Ma la scena più terribile doveva offrirla Jean Malléjac, il quale a 10km dalla vetta crollò a terra con un piede ancora legato al pedale, continuando (cercando di) però a pedalare con l’altro in aria. Viso cadaverico, sudore glaciale. Furono immediatamente avvertiti i sanitari. Georges Pagnoud, cronista del Télégramme de Brest, che era nelle vicinanze, scrisse: “Fu necessario aprirgli a forza la mascella, che era serrata, per riuscire a fargli bere qualcosa“.

Gli fecero un’iniezione di “solucanfora” e gli diedero dell’ossigeno. Dopo 15 minuti Malléjac rinvenne. Fu messo a bordo di un’ambulanza e portato in ospedale. Durante il trasporto però gridava, si dibatteva e voleva uscire, tanto che dovettero legarlo. A legarlo fu il medico del Tour, il Dott. Dumas, che era tanto furioso quanto Malléjac, il quale in ospedale asserì che qualcuno lo avesse drogato e che voleva fare denuncia contro ignoti. Il dott. Dumas suggerì il tentato omicidio.

Malléjac la denuncia non la fece, anche se il caso fece scalpore, in quanto parve evidente ai più che si trattasse di un caso di doping, di cui si vociferava da 20 anni, ma senza mai nessun riscontro.

Malléjac corse ancora tre stagioni, ma senza risultati di rilievo (3° ad una tappa e 19° alla Vuelta 1957).

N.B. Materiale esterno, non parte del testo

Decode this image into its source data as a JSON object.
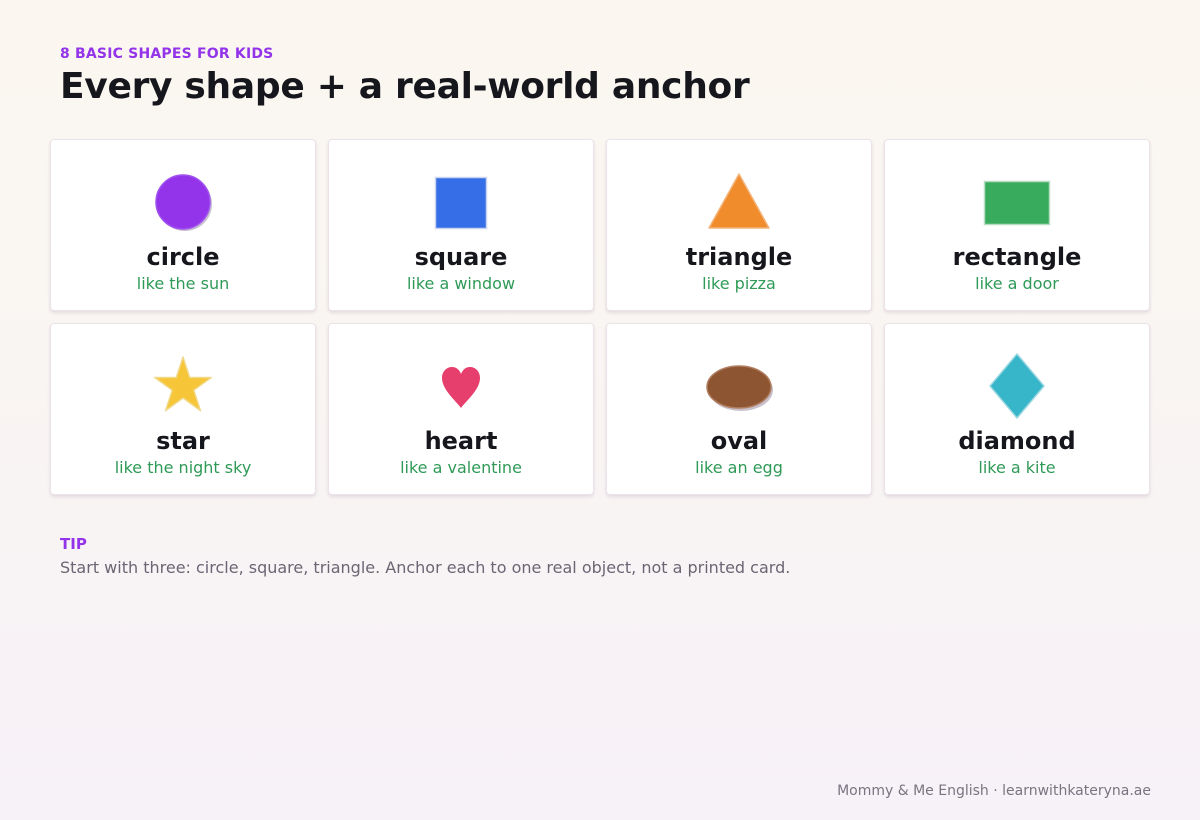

Durante gli anni successivi Malléjac continuò a ripetere che il suo malore fu dovuto a quanto contenuto nella borraccia che gli fu data prima della tappa. Una borraccia che però conteneva qualcosa dal “gusto amaro”, “come una cola”. Malléjac dichiarò in un’intervista del 1967 (video sotto) che la borraccia in questione fu trovata su una retina sopra la lettiga dell’ambulanza, ma vuota. Quando in realtà tutte le cose che contenevano le tasche della maglia erano ancora piene all’arrivo in ospedale.

Malléjac di fatto accusò un soigneur, mai precisato, di avergli messo a sua insaputa una qualche sostanza nella borraccia. Un mistero che Malléjac si è portato nella tomba nel 2000, a 71 anni.

Un indizio forse ce lo dà Roger Hassenforder, il quale proprio nel Tour del 1955 vinse una tappa e nel 1953 portò la maglia gialla per 4 giorni, prendendola il giorno in cui Malléjac vinse la sua di tappa. In questa intervista alla Tv francese del 1963 Hassenforder dice:

le corse sono sempre più veloci. Ognuno si cura. Ormai i corridori sono diventati dei dottori, con le valigie pieni di apparecchi…per prendersi la pressione…[…]…per correre a 45kmh non si può mica correre all’acqua minerale. Non ho mai visto un corridore correre all’acqua minerale a parte Bobet, me compreso. Se corressimo all’acqua minerale correremmo a 35kmh“.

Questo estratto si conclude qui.